秋は周期的に高気圧に覆われて穏やかな晴れの日がやってきます。昼は過ごしやすいのですが、夜間は放射冷却現象が強まって地面付近の空気が冷やされ、霧が発生しやすくなります。
とくに盆地などでは顕著に現れ、愛媛県の大洲盆地(おおずぼんち)では、たいへんめずらしい霧の現象を見ることができます。
大洲盆地にできた霧が肱川(ひじかわ)沿いを下り、強風とともに瀬戸内海沿岸の大洲市長浜(おおずしながはま)まで流れ出て、時には瀬戸内海の数キロ沖合までを一続きに覆うことがあるのです。
この霧をともなった風は「肱川あらし」と呼ばれています。例年、11月ごろから3月ごろにかけて見られる現象で、12月に最も頻繁に現れます。肱川あらしは非常に冷たい風で、肱川河口の長浜あたりで強風となって瞬間的に風速20メートルに達することもあります。

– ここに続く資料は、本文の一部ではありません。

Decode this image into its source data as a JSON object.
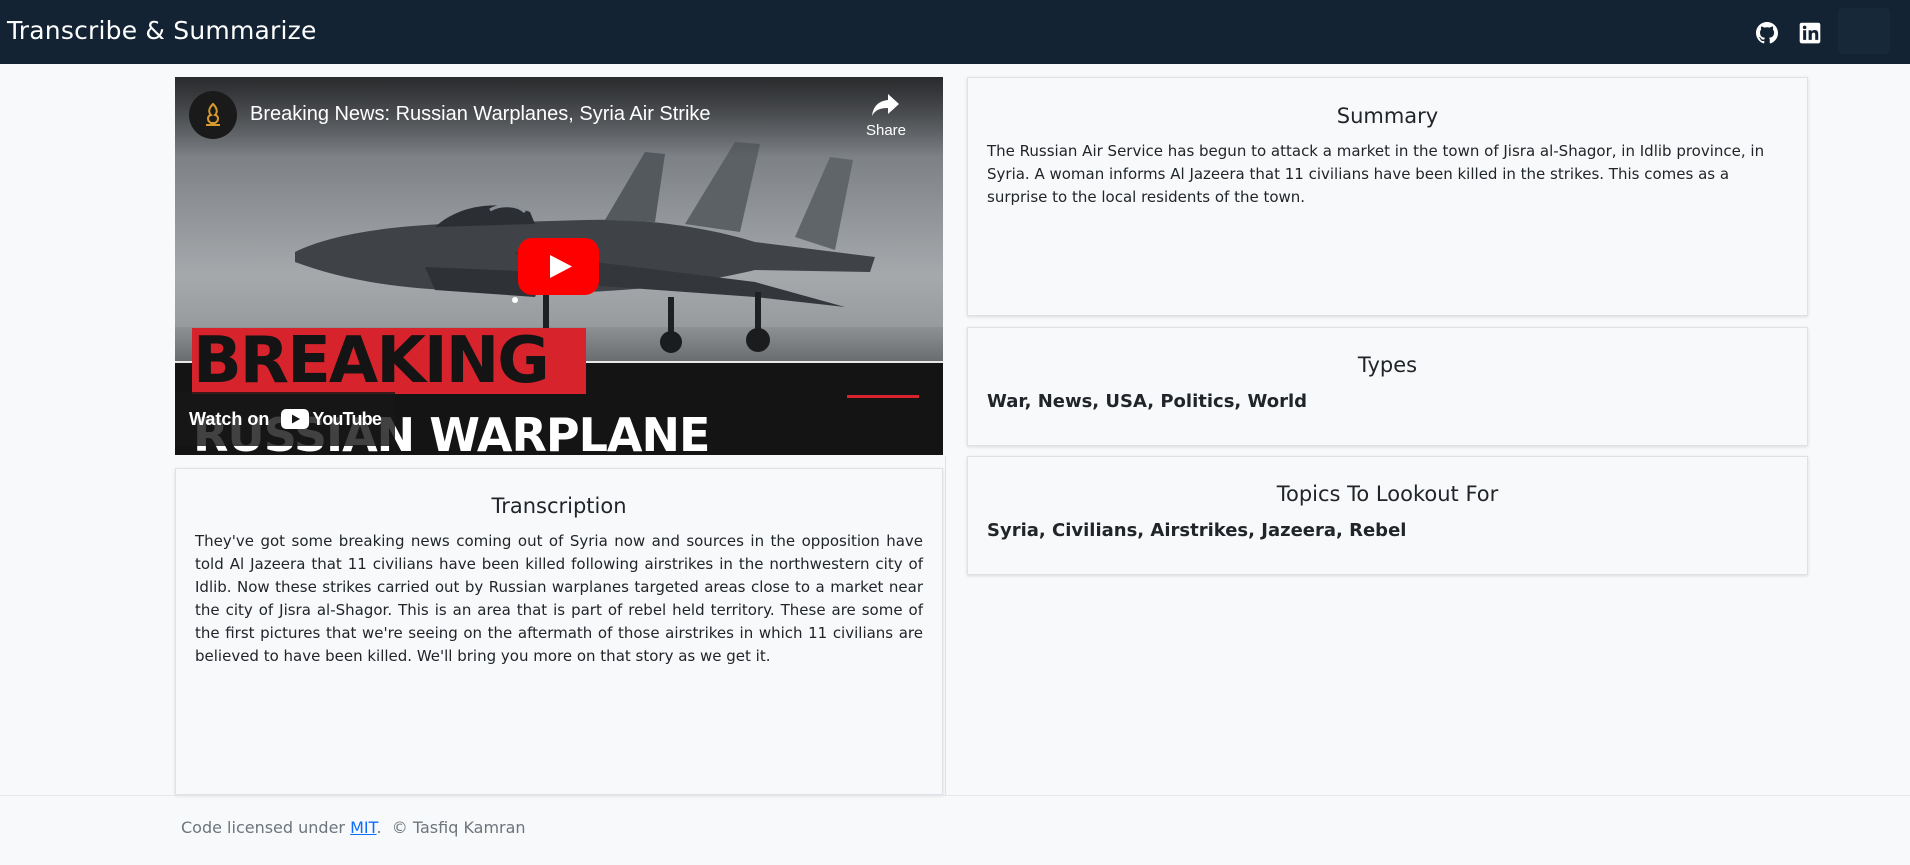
{
  "app": {
    "brand": "Transcribe & Summarize",
    "nav_icons": [
      "github-icon",
      "linkedin-icon"
    ]
  },
  "video": {
    "title": "Breaking News: Russian Warplanes, Syria Air Strike",
    "share_label": "Share",
    "watch_on_label": "Watch on",
    "youtube_label": "YouTube",
    "overlay_breaking": "BREAKING",
    "overlay_headline": "RUSSIAN WARPLANE"
  },
  "summary": {
    "title": "Summary",
    "text": "The Russian Air Service has begun to attack a market in the town of Jisra al-Shagor, in Idlib province, in Syria. A woman informs Al Jazeera that 11 civilians have been killed in the strikes. This comes as a surprise to the local residents of the town."
  },
  "types": {
    "title": "Types",
    "items": "War, News, USA, Politics, World"
  },
  "topics": {
    "title": "Topics To Lookout For",
    "items": "Syria, Civilians, Airstrikes, Jazeera, Rebel"
  },
  "transcription": {
    "title": "Transcription",
    "text": "They've got some breaking news coming out of Syria now and sources in the opposition have told Al Jazeera that 11 civilians have been killed following airstrikes in the northwestern city of Idlib. Now these strikes carried out by Russian warplanes targeted areas close to a market near the city of Jisra al-Shagor. This is an area that is part of rebel held territory. These are some of the first pictures that we're seeing on the aftermath of those airstrikes in which 11 civilians are believed to have been killed. We'll bring you more on that story as we get it."
  },
  "footer": {
    "prefix": "Code licensed under",
    "license_link": "MIT",
    "period": ".",
    "copyright": "© Tasfiq Kamran"
  },
  "colors": {
    "navbar": "#132333",
    "youtube_red": "#ff0000",
    "breaking_red": "#d7232c",
    "link": "#0d6efd"
  }
}
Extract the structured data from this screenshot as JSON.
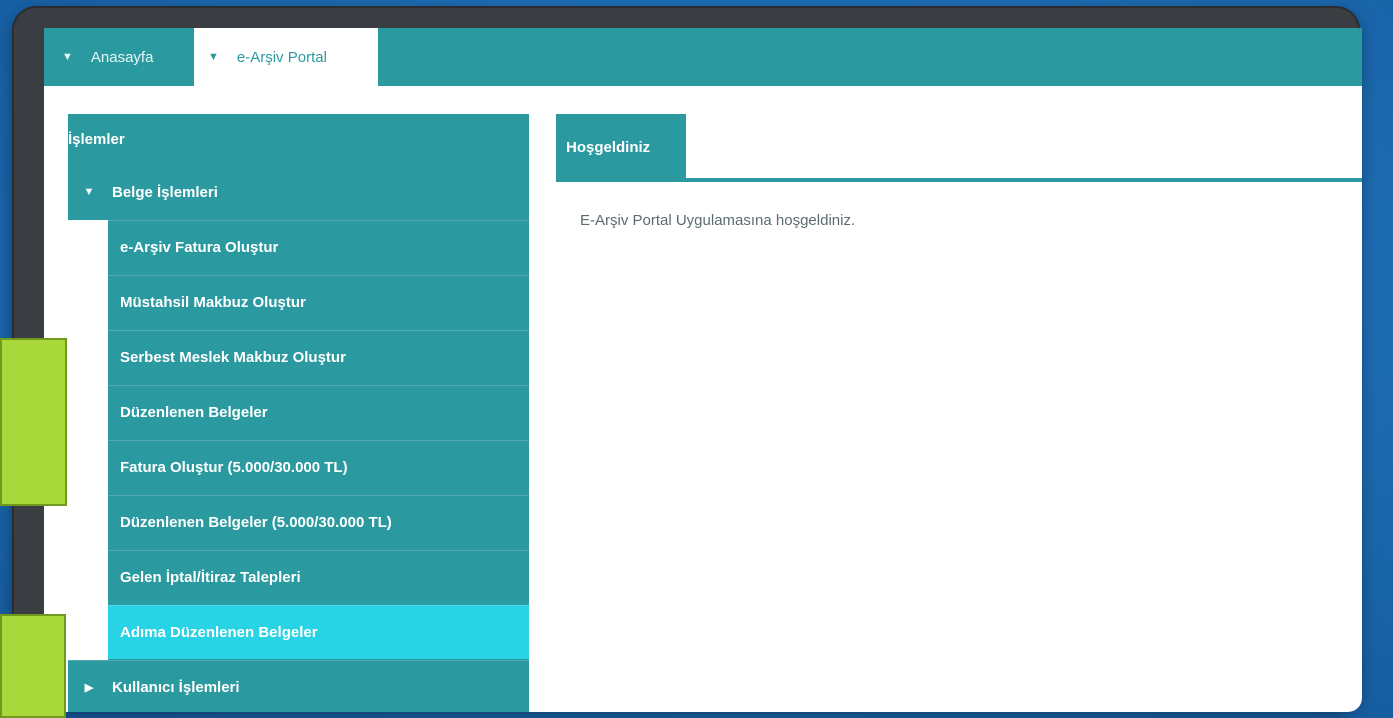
{
  "tabs": {
    "home_label": "Anasayfa",
    "portal_label": "e-Arşiv Portal"
  },
  "sidebar": {
    "header": "İşlemler",
    "group_label": "Belge İşlemleri",
    "items": [
      {
        "label": "e-Arşiv Fatura Oluştur"
      },
      {
        "label": "Müstahsil Makbuz Oluştur"
      },
      {
        "label": "Serbest Meslek Makbuz Oluştur"
      },
      {
        "label": "Düzenlenen Belgeler"
      },
      {
        "label": "Fatura Oluştur (5.000/30.000 TL)"
      },
      {
        "label": "Düzenlenen Belgeler (5.000/30.000 TL)"
      },
      {
        "label": "Gelen İptal/İtiraz Talepleri"
      },
      {
        "label": "Adıma Düzenlenen Belgeler"
      }
    ],
    "users_label": "Kullanıcı İşlemleri"
  },
  "content": {
    "tab_label": "Hoşgeldiniz",
    "welcome_text": "E-Arşiv Portal Uygulamasına hoşgeldiniz."
  },
  "colors": {
    "teal": "#2b9aa0",
    "active": "#27d3e4",
    "accent_green": "#a8d83a"
  }
}
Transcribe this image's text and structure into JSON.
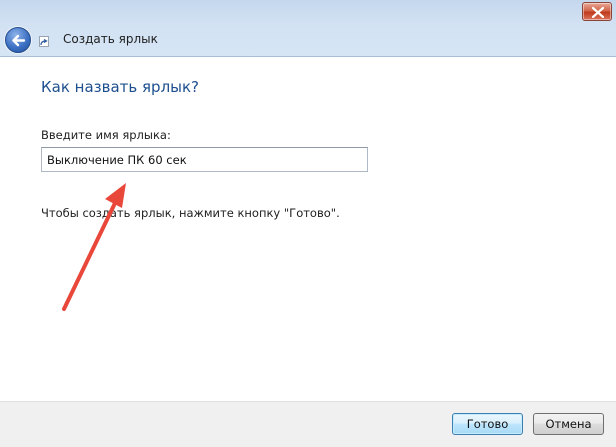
{
  "window": {
    "title": "Создать ярлык",
    "icons": {
      "back": "back-arrow-icon",
      "app": "shortcut-icon",
      "close": "close-icon"
    }
  },
  "main": {
    "heading": "Как назвать ярлык?",
    "name_label": "Введите имя ярлыка:",
    "name_value": "Выключение ПК 60 сек",
    "hint": "Чтобы создать ярлык, нажмите кнопку \"Готово\"."
  },
  "annotation": {
    "color": "#e8473a"
  },
  "footer": {
    "finish_label": "Готово",
    "cancel_label": "Отмена"
  },
  "colors": {
    "heading": "#1d4f8f",
    "titlebar": "#d3e2f3",
    "close": "#c0391b"
  }
}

ただ、肱川あらしが吹き荒れるのは朝だけで、午前中のうちに風も収まって霧も消え、昼からは穏やかな晴天になります。高気圧に覆われて晴れそうな日に訪れてみれば、壮大な霧を見ることができるかもしれませんね。
お天気豆知識(2024年10月31日(木))
秋から冬にかけて、愛媛県を流れる肱川(ひじかわ)では、「肱川あらし」と呼ばれる霧をともなった強風が吹くことがあります。
雲や風がない夜間は、放射冷却現象が顕著に現れて、上流の大洲盆地では強く冷え込み、霧が発生します。それに比べて海は暖かく、海上の空気も暖かくて軽いため、盆地で冷やされて重くなった空気は標高の低い肱川河口に向かって流れ出します。
盆地から流れ出た霧は、低地へ行くに従って暖められ徐々に消えていきますが、川や海が上からやってくる空気にくらべて暖かいため、その水面からは湯気のように霧が立ち上ります。
こうして川や海から霧が発生し続けると、大洲盆地から瀬戸内海まで続く霧の帯ができます。また、上流から下ってくる冷たい空気の流れは、河口付近のV字型の地形によって狭められて勢いを増し、強風となります。
その結果、霧と冷たい強風の肱川あらしが発生するのです。肱川あらしは、気象と地形とが複雑に絡み合った神秘的で壮大な現象といえるでしょう。